Jean-Claude Bélégou, série Erres, Vers le Grand Nord, 1994

  Je dis souvent, quand on me demande ce que je photographie, que je photographie l'existence car évidemment je serais bien embarrassé de dire:" je photographie des corps, je photographie des visages, je fais des autoportraits ou je photographie des paysages" puisque je peux faire tout cela à la fois ou tout cela tour à tour et pêle-mêle. Photographier l'existence, pour moi ça veut dire photographier, non pas le réel, mais mon regard sur le monde, sur ce que je vis de l'intérieur, sur ce dans quoi je suis impliqué. En somme photographier ma perception intime du réel, mes images mentales, l'existence telle que je le vis, la ressens de l'intérieur. Je me sens extrêmement éloigné de la photographie sociale qui pour moi relève plutôt de l'idéologie que de la pratique artistique, parce qu'elle appréhende le monde d'un point de vue spectaculaire, parce qu'elle va y voir sans être dedans (vous savez cette image triviale mais pourtant effective du reporter-photographe qui va y voir mais sans que ce combat, si de combat il s'agit, ne soit son combat). Je photographie mon combat avec le monde, avec la vie.

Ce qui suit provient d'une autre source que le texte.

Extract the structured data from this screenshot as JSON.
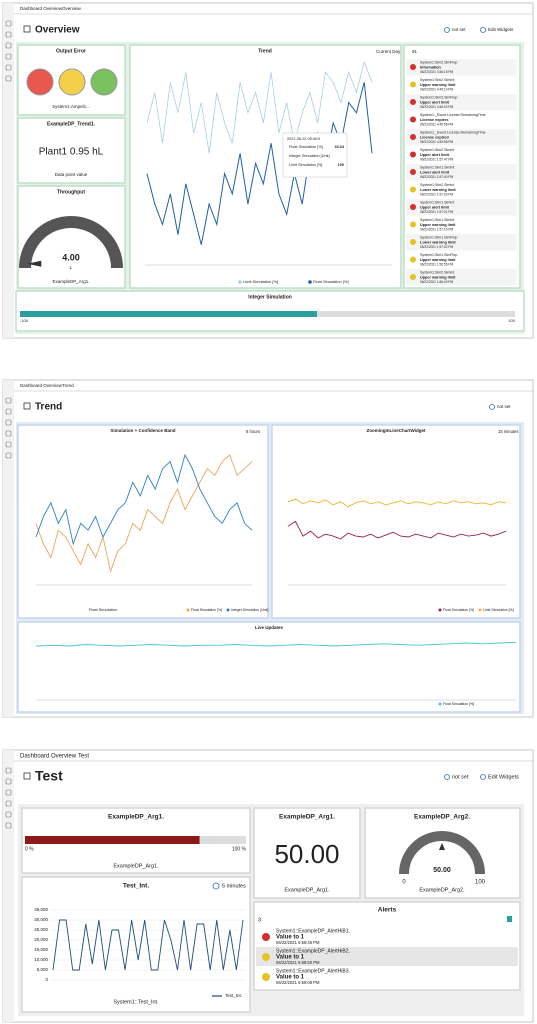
{
  "screens": [
    {
      "breadcrumb": [
        "Dashboard Overview",
        "Overview"
      ],
      "title": "Overview",
      "actions": [
        "not set",
        "Edit Widgets"
      ],
      "output_error": {
        "title": "Output Error",
        "caption": "System1:Ampel1...",
        "colors": [
          "#e8584f",
          "#f3cf4a",
          "#79c25f"
        ]
      },
      "trend1": {
        "title": "ExampleDP_Trend1.",
        "value": "Plant1 0.95 hL",
        "caption": "Data point value"
      },
      "throughput": {
        "title": "Throughput",
        "value": 4,
        "value_label": "4.00",
        "unit": "L",
        "caption": "ExampleDP_Arg1.",
        "lim": [
          0,
          100
        ]
      },
      "trend": {
        "title": "Trend",
        "range": "Current Day",
        "ylim": [
          0,
          100
        ],
        "series": [
          {
            "name": "Limit Simulation [%]",
            "color": "#a9cfe0",
            "values": [
              70,
              85,
              60,
              90,
              75,
              95,
              65,
              80,
              55,
              85,
              70,
              60,
              90,
              75,
              85,
              70,
              95,
              65,
              80,
              60,
              75,
              85,
              70,
              95,
              90,
              80,
              95,
              85,
              100,
              90
            ]
          },
          {
            "name": "Float Simulation [%]",
            "color": "#1f5fa8",
            "values": [
              45,
              30,
              20,
              35,
              15,
              40,
              25,
              10,
              30,
              20,
              45,
              35,
              55,
              30,
              50,
              40,
              60,
              35,
              25,
              45,
              30,
              55,
              65,
              50,
              70,
              60,
              80,
              75,
              90,
              55
            ]
          }
        ],
        "tooltip": {
          "time": "2021-06-22 05:40:0",
          "rows": [
            {
              "name": "Float Simulation [%]",
              "value": 33.04
            },
            {
              "name": "Integer Simulation [Unit]"
            },
            {
              "name": "Limit Simulation [%]",
              "value": 100
            }
          ]
        }
      },
      "alerts": {
        "count": "91",
        "items": [
          {
            "source": "System1:Sim2.SimFlop",
            "message": "Information",
            "time": "06/22/2021 4:46:15 PM",
            "color": "#d32f2f"
          },
          {
            "source": "System1:Sim2.SimInt",
            "message": "Upper warning limit",
            "time": "06/22/2021 4:46:10 PM",
            "color": "#e6c229"
          },
          {
            "source": "System1:Sim2.SimFlop",
            "message": "Upper alert limit",
            "time": "06/22/2021 4:46:02 PM",
            "color": "#d32f2f"
          },
          {
            "source": "System1:_Event.License.RemainingTime",
            "message": "License expires",
            "time": "06/22/2021 4:45:58 PM",
            "color": "#d32f2f"
          },
          {
            "source": "System1:_Event.License.RemainingTime",
            "message": "License expired",
            "time": "06/22/2021 4:45:58 PM",
            "color": "#d32f2f"
          },
          {
            "source": "System1:Sim2.SimInt",
            "message": "Upper alert limit",
            "time": "06/22/2021 1:57:47 PM",
            "color": "#d32f2f"
          },
          {
            "source": "System1:Sim1.SimInt",
            "message": "Lower alert limit",
            "time": "06/22/2021 1:57:40 PM",
            "color": "#d32f2f"
          },
          {
            "source": "System1:Sim2.SimInt",
            "message": "Lower warning limit",
            "time": "06/22/2021 1:57:33 PM",
            "color": "#e6c229"
          },
          {
            "source": "System1:Sim1.SimInt",
            "message": "Upper alert limit",
            "time": "06/22/2021 1:57:21 PM",
            "color": "#d32f2f"
          },
          {
            "source": "System1:Sim1.SimInt",
            "message": "Upper warning limit",
            "time": "06/22/2021 1:57:15 PM",
            "color": "#e6c229"
          },
          {
            "source": "System1:Sim1.SimFlop",
            "message": "Lower warning limit",
            "time": "06/22/2021 1:57:02 PM",
            "color": "#e6c229"
          },
          {
            "source": "System1:Sim1.SimFlop",
            "message": "Upper warning limit",
            "time": "06/22/2021 1:56:55 PM",
            "color": "#e6c229"
          },
          {
            "source": "System1:Sim2.SimInt",
            "message": "Upper warning limit",
            "time": "06/22/2021 1:56:40 PM",
            "color": "#e6c229"
          }
        ]
      },
      "integer_simulation": {
        "title": "Integer Simulation",
        "value": 20,
        "lim": [
          -100,
          100
        ],
        "ticks": [
          -100,
          100
        ]
      }
    },
    {
      "breadcrumb": [
        "Dashboard Overview",
        "Trend"
      ],
      "title": "Trend",
      "actions": [
        "not set"
      ],
      "band": {
        "title": "Simulation + Confidence Band",
        "range": "8 hours",
        "xlabel": "Float Simulation",
        "ylim": [
          0,
          100
        ],
        "series": [
          {
            "name": "Float Simulation [%]",
            "color": "#f0a35e",
            "values": [
              45,
              30,
              20,
              40,
              35,
              25,
              15,
              30,
              20,
              35,
              10,
              25,
              30,
              45,
              40,
              55,
              50,
              45,
              60,
              70,
              55,
              65,
              75,
              85,
              80,
              90,
              95,
              80,
              85,
              90
            ]
          },
          {
            "name": "Integer Simulation [Unit]",
            "color": "#2f7fc1",
            "values": [
              35,
              50,
              60,
              45,
              55,
              30,
              45,
              40,
              50,
              35,
              45,
              55,
              60,
              75,
              65,
              80,
              70,
              85,
              90,
              75,
              95,
              85,
              70,
              60,
              50,
              45,
              55,
              60,
              45,
              40
            ]
          }
        ]
      },
      "zoom": {
        "title": "ZoomingInLineChartWidget",
        "range": "15 minutes",
        "ylim": [
          0,
          140
        ],
        "series": [
          {
            "name": "Float Simulation [%]",
            "color": "#9c1d55",
            "values": [
              60,
              65,
              50,
              55,
              48,
              52,
              50,
              47,
              53,
              50,
              49,
              52,
              48,
              51,
              54,
              50,
              49,
              52,
              50,
              48,
              53,
              51,
              49,
              52,
              50,
              51,
              53,
              50,
              52,
              55
            ]
          },
          {
            "name": "Limit Simulation [%]",
            "color": "#f0b429",
            "values": [
              85,
              88,
              83,
              86,
              84,
              87,
              82,
              85,
              80,
              84,
              86,
              83,
              85,
              82,
              84,
              86,
              83,
              85,
              84,
              82,
              85,
              83,
              86,
              84,
              85,
              83,
              84,
              82,
              85,
              84
            ]
          }
        ]
      },
      "live": {
        "title": "Live Updates",
        "ylim": [
          0,
          80
        ],
        "series": [
          {
            "name": "Float Simulation [%]",
            "color": "#4cc3d9",
            "values": [
              72,
              73,
              72,
              74,
              73,
              72,
              73,
              74,
              73,
              72,
              73,
              73,
              74,
              73,
              72,
              73,
              74,
              73,
              72,
              73,
              74,
              75,
              74,
              73,
              74,
              75,
              76,
              75,
              76,
              77
            ]
          }
        ]
      }
    },
    {
      "breadcrumb": [
        "Dashboard Overview",
        "Test"
      ],
      "title": "Test",
      "actions": [
        "not set",
        "Edit Widgets"
      ],
      "progress": {
        "title": "ExampleDP_Arg1.",
        "value": 79,
        "lim": [
          0,
          100
        ],
        "ticks": [
          {
            "value": 0,
            "label": "0 %"
          },
          {
            "value": 100,
            "label": "100 %"
          }
        ],
        "caption": "ExampleDP_Arg1.",
        "color": "#8b1a1a"
      },
      "value_widget": {
        "title": "ExampleDP_Arg1.",
        "value": "50.00",
        "caption": "ExampleDP_Arg1."
      },
      "gauge": {
        "title": "ExampleDP_Arg2.",
        "value": 50,
        "value_label": "50.00",
        "lim": [
          0,
          100
        ],
        "ticks": [
          0,
          100
        ],
        "caption": "ExampleDP_Arg2."
      },
      "test_int": {
        "title": "Test_Int.",
        "range": "5 minutes",
        "xlabel": "System1::Test_Int.",
        "ylim": [
          0,
          35000
        ],
        "yticks": [
          0,
          {
            "value": 5000,
            "label": "5,000"
          },
          {
            "value": 10000,
            "label": "10,000"
          },
          {
            "value": 15000,
            "label": "15,000"
          },
          {
            "value": 20000,
            "label": "20,000"
          },
          {
            "value": 25000,
            "label": "25,000"
          },
          {
            "value": 30000,
            "label": "30,000"
          },
          {
            "value": 35000,
            "label": "35,000"
          }
        ],
        "series": [
          {
            "name": "Test_Int.",
            "color": "#1f4e79",
            "values": [
              5000,
              30000,
              30000,
              5000,
              5000,
              28000,
              8000,
              30000,
              5000,
              25000,
              25000,
              5000,
              30000,
              10000,
              30000,
              5000,
              5000,
              30000,
              20000,
              5000,
              30000,
              5000,
              28000,
              28000,
              5000,
              30000,
              5000,
              25000,
              5000,
              30000
            ]
          }
        ]
      },
      "alerts": {
        "title": "Alerts",
        "count": "3",
        "items": [
          {
            "source": "System1::ExampleDP_AlertHiB1.",
            "message": "Value to 1",
            "time": "06/22/2021 6:58:45 PM",
            "color": "#d32f2f"
          },
          {
            "source": "System1::ExampleDP_AlertHiB2.",
            "message": "Value to 1",
            "time": "06/22/2021 6:58:50 PM",
            "color": "#e6c229"
          },
          {
            "source": "System1::ExampleDP_AlertHiB3.",
            "message": "Value to 1",
            "time": "06/22/2021 6:59:08 PM",
            "color": "#e6c229"
          }
        ]
      }
    }
  ]
}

Cette tentative difficile de vivre, puisqu'on est là.
Je suis étonné quand on parle de la photographie, comme si ce n'était pas une notion qui avait été balayée depuis les débuts de l'histoire de la photographie, c'est-à-dire une notion qui très vite avait éclaté puisque la réalité est qu'il y a des photographies et non pas la photographie.
Dans la photographie de l'existence, disons que j'essaie non pas de répondre (parce que je crois que la grande force des oeuvres d'art contrairement à la philosophie, justement c'est d'éviter l'esprit de système et d'éviter de répondre, d'éviter le dogmatisme) mais de faire penser, de confronter à ces questions: Qu'est-ce que c'est qu'exister?", "qu'est-ce que c'est qu'être au monde?". Et cela, je le fais quelquefois - je l'ai fait au moins pendant une dizaine d'années - à travers une confrontation à ma propre existence et aux épisodes de ma propre vie. Il y a un concept freudien qui me semble rendre compte assez justement de ce rapport qu'il peut y avoir - c'est un concept très inquiétant, surtout pour moi - entre mon travail et la réalité, du rapport entre autobiographie et photographie, c'est le concept freudien de mise en acte, qu'il faudrait le cas échéant articuler avec le concept de mise en scène: "La mise en acte est un fait par lequel le sujet, sous l'emprise de ses désirs et fantasmes inconscients, les vit dans le présent avec un sentiment d'actualité d'autant plus vif qu'il en méconnaît l'origine et le caractère répétitif".  Dans " L'interprétation des rêves", Freud note également: "(...) les désirs inconscients voudraient en passant par le système préconscient arriver à la conscience et au contrôle de la motilité".
Lorsque je regarde rétrospectivement ces dix dernières années (...) je suis obligé de m'interroger sur le fait que mon travail d'artiste a consisté à mettre en acte ce que j'appelle des expériences existentielles.

Jean-Claude Bélégou, Ma vie et la photographie in Traces photographiques, Traces autobiographiques, Publication de l'Université de Saint-Etienne, 2004.